Grade level: Vaping increased with grade level, from 6% among 8th graders to 18% among 12th graders.
Sexual orientation: Teens who identified as lesbian, gay, or bisexual were more likely to use vapor products (17%) than King County average.
You can also find data on teen cigarette smoking on Communities Count. In 2014 and 2016, about a third of those who used e-cigarettes had also smoked cigarettes. Overall, about 8% of teens had only used e-cigarettes in the past month, 2% had only used cigarettes, and 4% had used both cigarettes and e-cigarettes.
Notes & Sources
Source: Healthy Youth Survey. Unless otherwise noted, data are from 2014-2016.
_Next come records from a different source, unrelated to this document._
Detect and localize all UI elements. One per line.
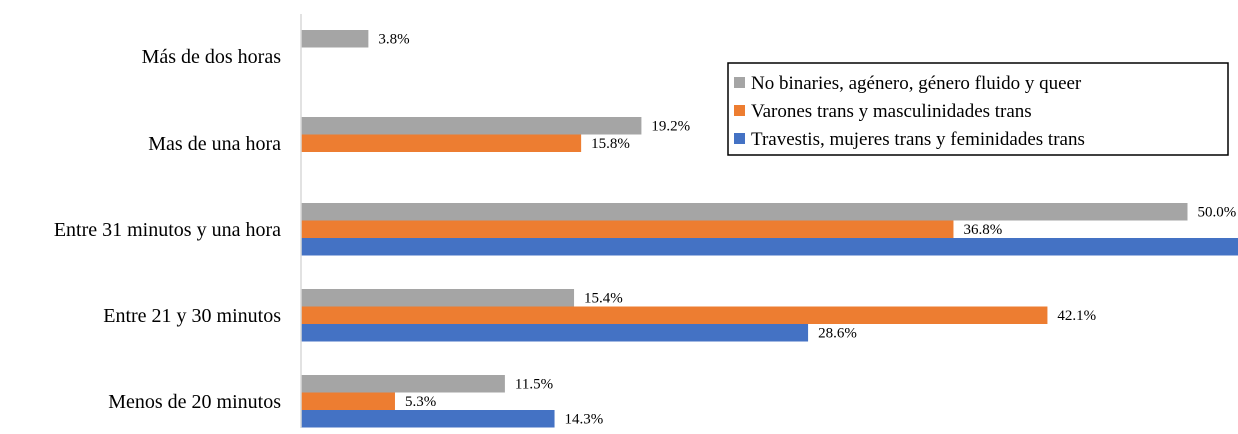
data-label: 50.0% [1198,205,1237,221]
data-label: 42.1% [1057,308,1096,324]
legend-entry-label: Varones trans y masculinidades trans [751,101,1032,122]
bar-varones-trans-y-masculin-entre-21-y-30-minutos [301,306,1048,324]
legend-box [727,62,1229,156]
category-label-entre-21-y-30-minutos: Entre 21 y 30 minutos [103,305,281,327]
bar-no-binaries-agenero-gene-entre-31-minutos-y-una-hora [301,203,1188,221]
bar-travestis-mujeres-trans--entre-21-y-30-minutos [301,324,809,342]
category-label-menos-de-20-minutos: Menos de 20 minutos [108,391,281,413]
data-label: 15.4% [584,291,623,307]
bar-varones-trans-y-masculin-mas-de-una-hora [301,134,582,152]
bar-no-binaries-agenero-gene-mas-de-una-hora [301,117,642,135]
legend-swatch [734,77,745,88]
bar-no-binaries-agenero-gene-menos-de-20-minutos [301,375,505,393]
legend-swatch [734,133,745,144]
legend-entry-label: Travestis, mujeres trans y feminidades t… [751,129,1085,150]
legend-swatch [734,105,745,116]
data-label: 19.2% [651,119,690,135]
data-label: 36.8% [963,222,1002,238]
data-label: 28.6% [818,326,857,342]
legend-entry-label: No binaries, agénero, género fluido y qu… [751,73,1082,94]
bar-travestis-mujeres-trans--entre-31-minutos-y-una-hora [301,238,1238,256]
legend: No binaries, agénero, género fluido y qu… [727,62,1229,156]
category-label-mas-de-dos-horas: Más de dos horas [142,46,282,68]
bar-no-binaries-agenero-gene-mas-de-dos-horas [301,30,369,48]
bar-varones-trans-y-masculin-menos-de-20-minutos [301,392,395,410]
data-label: 15.8% [591,136,630,152]
category-label-mas-de-una-hora: Mas de una hora [148,133,281,155]
data-label: 5.3% [405,394,436,410]
bar-no-binaries-agenero-gene-entre-21-y-30-minutos [301,289,575,307]
bar-varones-trans-y-masculin-entre-31-minutos-y-una-hora [301,220,954,238]
bar-travestis-mujeres-trans--menos-de-20-minutos [301,410,555,428]
data-label: 14.3% [565,412,604,428]
data-label: 11.5% [515,377,553,393]
data-label: 3.8% [378,32,409,48]
category-label-entre-31-minutos-y-una-hora: Entre 31 minutos y una hora [54,219,281,241]
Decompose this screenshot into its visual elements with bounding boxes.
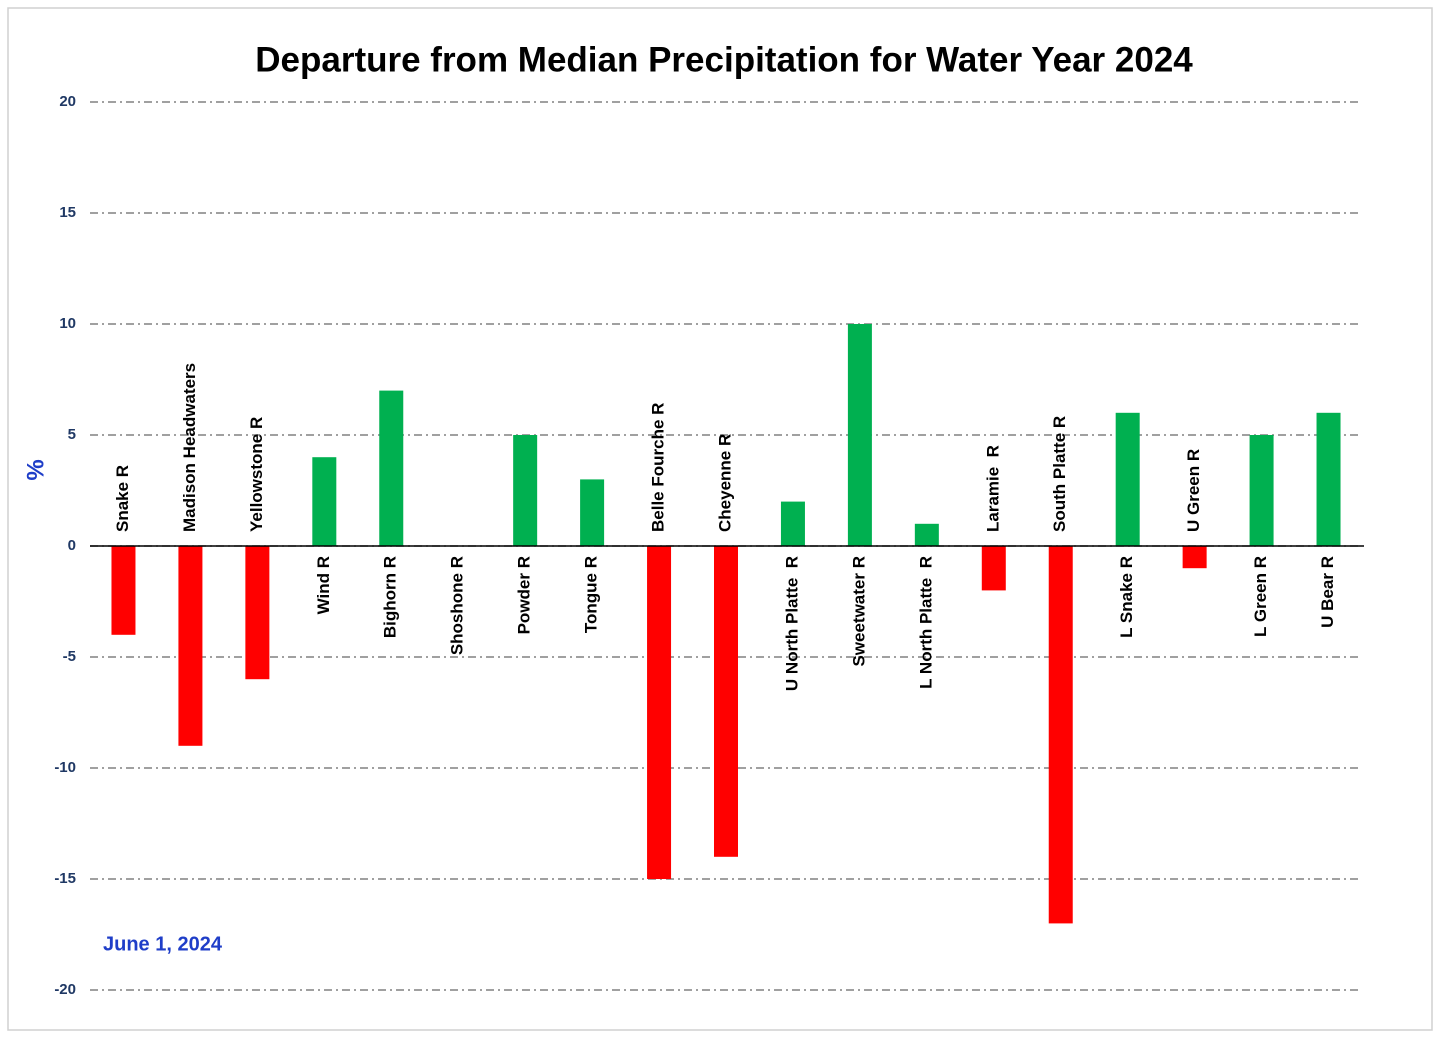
y-tick-label: -20 (54, 981, 76, 998)
bar (647, 546, 672, 879)
y-tick-label: 10 (59, 315, 76, 332)
x-tick-label: Cheyenne R (715, 434, 734, 532)
x-tick-label: Wind R (314, 556, 333, 614)
x-tick-label: Laramie R (983, 445, 1002, 532)
bar (981, 546, 1006, 591)
y-tick-label: 20 (59, 93, 76, 110)
bar (1182, 546, 1207, 569)
bar (312, 457, 337, 546)
bar (1048, 546, 1073, 924)
bar (379, 390, 404, 546)
x-tick-label: Madison Headwaters (180, 363, 199, 532)
y-tick-label: -10 (54, 759, 76, 776)
bar (580, 479, 605, 546)
bar (1115, 412, 1140, 546)
x-tick-label: South Platte R (1050, 416, 1069, 532)
x-tick-label: Shoshone R (448, 556, 467, 655)
bar (178, 546, 203, 746)
x-tick-label: U North Platte R (782, 556, 801, 691)
x-tick-label: L Snake R (1117, 556, 1136, 638)
bar (245, 546, 270, 680)
x-tick-label: Powder R (515, 556, 534, 634)
bar (1249, 435, 1274, 546)
bar (1316, 412, 1341, 546)
x-tick-label: U Bear R (1318, 556, 1337, 628)
x-tick-label: Sweetwater R (849, 556, 868, 667)
annotation: June 1, 2024 (103, 933, 223, 955)
bar (847, 324, 872, 546)
bar (513, 435, 538, 546)
bar (914, 523, 939, 546)
x-tick-label: Bighorn R (381, 556, 400, 638)
x-tick-label: U Green R (1184, 449, 1203, 532)
y-tick-label: -15 (54, 870, 76, 887)
bar (111, 546, 136, 635)
x-tick-label: Yellowstone R (247, 417, 266, 532)
x-tick-label: L North Platte R (916, 556, 935, 689)
bar (780, 501, 805, 546)
y-tick-label: 15 (59, 204, 76, 221)
chart-border (7, 7, 1433, 1031)
y-tick-label: -5 (63, 648, 76, 665)
x-tick-label: L Green R (1251, 556, 1270, 637)
x-tick-label: Snake R (113, 465, 132, 532)
chart-title: Departure from Median Precipitation for … (255, 40, 1193, 79)
x-tick-label: Belle Fourche R (649, 403, 668, 532)
y-axis-label: % (22, 459, 49, 480)
bar (714, 546, 738, 857)
x-tick-label: Tongue R (582, 556, 601, 633)
y-tick-label: 5 (68, 426, 76, 443)
y-tick-label: 0 (68, 537, 76, 554)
Every 2 years, Washington public school students in 6th, 8th, 10th, and 12th grades students answer questions about safety and violence, physical activity and diet, alcohol, tobacco and other drug use, and related risk and protective factors. To learn more about the survey, please go to https://www.doh.wa.gov/DataandStatisticalReports/DataSystems/HealthyYouthSurvey.
Numerator: Students who answered more than “0 days” to the question: "During the past 30 days, on how many days did you: Use an electronic cigarette, also called e-cigs, or vape pens?”
Denominator: All students who answered the question.